We track page views, conversion events, demo requests, pricing clicks, live-demo events, blog traffic, and similar usage data to understand what content helps customers and where the site needs improvement.

Children

Aroha Calls is not directed at children. Customers must not intentionally configure Aroha to collect information from minors unless they have the necessary authority, notices, and safeguards for their business context.

Sensitive information

Customers must tell us if their business involves sensitive data such as health, disability, financial, legal, child-related, or highly regulated information. We may require additional setup rules or may decline unsupported high-risk use cases.

Your rights

You may request access, correction, deletion, restriction, portability, or objection where applicable. You may also complain to the New Zealand Privacy Commissioner or an EU/UK data protection authority if relevant.

Caller requests

If you are a caller or customer of a business using Aroha Calls, we may need to refer your request to that business because they control the relationship with you and the reason your information was collected.

Security

We use access controls, encrypted provider infrastructure, role-based admin access, secure payment processors, and operational safeguards. No internet service can be guaranteed perfectly secure.

Cookies and analytics

We may use cookies, session identifiers, analytics, and conversion tracking to run the site, protect accounts, understand traffic, and improve marketing performance.
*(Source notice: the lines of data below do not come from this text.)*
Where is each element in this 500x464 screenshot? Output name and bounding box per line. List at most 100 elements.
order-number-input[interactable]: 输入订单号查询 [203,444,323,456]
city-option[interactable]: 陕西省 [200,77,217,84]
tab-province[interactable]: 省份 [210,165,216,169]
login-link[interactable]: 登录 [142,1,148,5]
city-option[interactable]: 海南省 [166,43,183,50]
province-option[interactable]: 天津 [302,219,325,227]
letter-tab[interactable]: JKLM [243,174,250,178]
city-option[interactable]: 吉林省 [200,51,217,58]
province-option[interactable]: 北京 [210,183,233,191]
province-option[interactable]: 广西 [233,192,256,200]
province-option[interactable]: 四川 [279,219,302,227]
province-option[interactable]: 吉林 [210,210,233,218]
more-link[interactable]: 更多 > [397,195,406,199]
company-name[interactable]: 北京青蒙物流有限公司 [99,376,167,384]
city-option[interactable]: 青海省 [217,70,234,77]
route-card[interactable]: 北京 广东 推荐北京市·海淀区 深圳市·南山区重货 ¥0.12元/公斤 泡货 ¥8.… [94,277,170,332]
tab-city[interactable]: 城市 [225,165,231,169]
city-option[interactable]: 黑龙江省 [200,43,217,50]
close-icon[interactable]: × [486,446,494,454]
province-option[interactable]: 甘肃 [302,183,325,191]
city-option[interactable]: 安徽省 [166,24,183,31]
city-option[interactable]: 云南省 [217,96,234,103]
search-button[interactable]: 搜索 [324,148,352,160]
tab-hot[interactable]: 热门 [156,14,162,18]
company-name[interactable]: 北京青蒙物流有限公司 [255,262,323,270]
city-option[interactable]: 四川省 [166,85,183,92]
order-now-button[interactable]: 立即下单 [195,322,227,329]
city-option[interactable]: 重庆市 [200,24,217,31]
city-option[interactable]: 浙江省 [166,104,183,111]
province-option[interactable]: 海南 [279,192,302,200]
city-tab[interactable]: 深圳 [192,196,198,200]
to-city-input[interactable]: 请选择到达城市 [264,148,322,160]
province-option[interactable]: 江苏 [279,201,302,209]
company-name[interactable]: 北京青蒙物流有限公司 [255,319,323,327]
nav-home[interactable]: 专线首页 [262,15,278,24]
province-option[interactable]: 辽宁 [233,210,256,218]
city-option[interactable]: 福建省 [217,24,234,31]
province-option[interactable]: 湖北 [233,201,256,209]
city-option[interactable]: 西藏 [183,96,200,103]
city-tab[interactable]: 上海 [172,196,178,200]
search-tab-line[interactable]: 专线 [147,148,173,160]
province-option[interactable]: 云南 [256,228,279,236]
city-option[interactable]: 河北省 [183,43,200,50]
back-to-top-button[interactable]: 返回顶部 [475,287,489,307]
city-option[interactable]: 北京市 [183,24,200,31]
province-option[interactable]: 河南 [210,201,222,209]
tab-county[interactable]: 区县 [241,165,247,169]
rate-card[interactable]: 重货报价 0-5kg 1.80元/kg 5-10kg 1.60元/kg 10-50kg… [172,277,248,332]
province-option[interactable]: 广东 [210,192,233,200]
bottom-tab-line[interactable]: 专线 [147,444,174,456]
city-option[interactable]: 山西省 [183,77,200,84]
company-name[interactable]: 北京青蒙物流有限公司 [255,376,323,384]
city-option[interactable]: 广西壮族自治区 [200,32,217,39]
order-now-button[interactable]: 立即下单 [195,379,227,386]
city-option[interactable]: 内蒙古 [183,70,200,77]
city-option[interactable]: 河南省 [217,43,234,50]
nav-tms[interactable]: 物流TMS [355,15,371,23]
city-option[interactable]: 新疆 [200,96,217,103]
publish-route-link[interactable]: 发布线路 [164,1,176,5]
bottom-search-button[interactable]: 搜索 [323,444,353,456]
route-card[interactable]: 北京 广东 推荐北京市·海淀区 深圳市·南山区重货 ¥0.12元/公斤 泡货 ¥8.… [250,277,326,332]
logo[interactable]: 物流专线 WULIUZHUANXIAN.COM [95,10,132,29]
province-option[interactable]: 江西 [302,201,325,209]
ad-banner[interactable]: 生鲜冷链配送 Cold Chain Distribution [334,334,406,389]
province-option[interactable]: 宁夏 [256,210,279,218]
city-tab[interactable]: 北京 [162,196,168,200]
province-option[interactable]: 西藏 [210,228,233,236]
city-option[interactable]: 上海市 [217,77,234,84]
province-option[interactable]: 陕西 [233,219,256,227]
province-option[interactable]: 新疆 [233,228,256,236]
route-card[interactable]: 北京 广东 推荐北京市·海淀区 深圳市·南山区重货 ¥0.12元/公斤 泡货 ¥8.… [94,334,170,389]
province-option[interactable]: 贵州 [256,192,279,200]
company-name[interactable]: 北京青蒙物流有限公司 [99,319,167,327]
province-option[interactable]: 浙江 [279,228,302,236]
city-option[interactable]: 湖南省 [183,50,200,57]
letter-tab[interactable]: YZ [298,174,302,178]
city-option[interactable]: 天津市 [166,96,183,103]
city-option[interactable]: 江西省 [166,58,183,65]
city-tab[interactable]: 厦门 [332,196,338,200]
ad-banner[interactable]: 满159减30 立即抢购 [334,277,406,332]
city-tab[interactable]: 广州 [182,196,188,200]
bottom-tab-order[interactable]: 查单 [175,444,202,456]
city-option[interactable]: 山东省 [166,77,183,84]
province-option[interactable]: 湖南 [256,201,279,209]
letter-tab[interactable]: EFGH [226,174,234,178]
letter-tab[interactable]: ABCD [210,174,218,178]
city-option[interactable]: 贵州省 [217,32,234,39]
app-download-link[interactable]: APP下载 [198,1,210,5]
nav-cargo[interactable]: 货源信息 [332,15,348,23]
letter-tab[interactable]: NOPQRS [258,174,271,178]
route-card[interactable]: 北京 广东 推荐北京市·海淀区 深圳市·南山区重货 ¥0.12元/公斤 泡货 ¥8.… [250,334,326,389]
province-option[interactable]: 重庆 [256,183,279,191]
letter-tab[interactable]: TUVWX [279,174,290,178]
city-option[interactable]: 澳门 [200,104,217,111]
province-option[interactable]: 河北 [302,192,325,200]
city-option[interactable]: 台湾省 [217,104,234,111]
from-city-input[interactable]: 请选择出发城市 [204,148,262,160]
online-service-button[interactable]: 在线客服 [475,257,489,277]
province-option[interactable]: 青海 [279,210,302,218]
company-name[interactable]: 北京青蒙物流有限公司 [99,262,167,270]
Do-not-track and consent signals

Where legally required or technically supported, we will respect applicable consent and opt-out choices. Some essential cookies and security logs are necessary for the site and dashboard to function.

Data deletion

Deletion requests are assessed against billing, tax, dispute, fraud-prevention, operational, and legal obligations. We may retain limited records where necessary even after an account is closed.

Changes of ownership

If Aroha Group is involved in a merger, acquisition, financing, restructuring, or sale of assets, information may be transferred as part of that transaction subject to appropriate safeguards.

Updates

We may update this policy as the service changes. Material changes will be reflected on this page with a new effective date.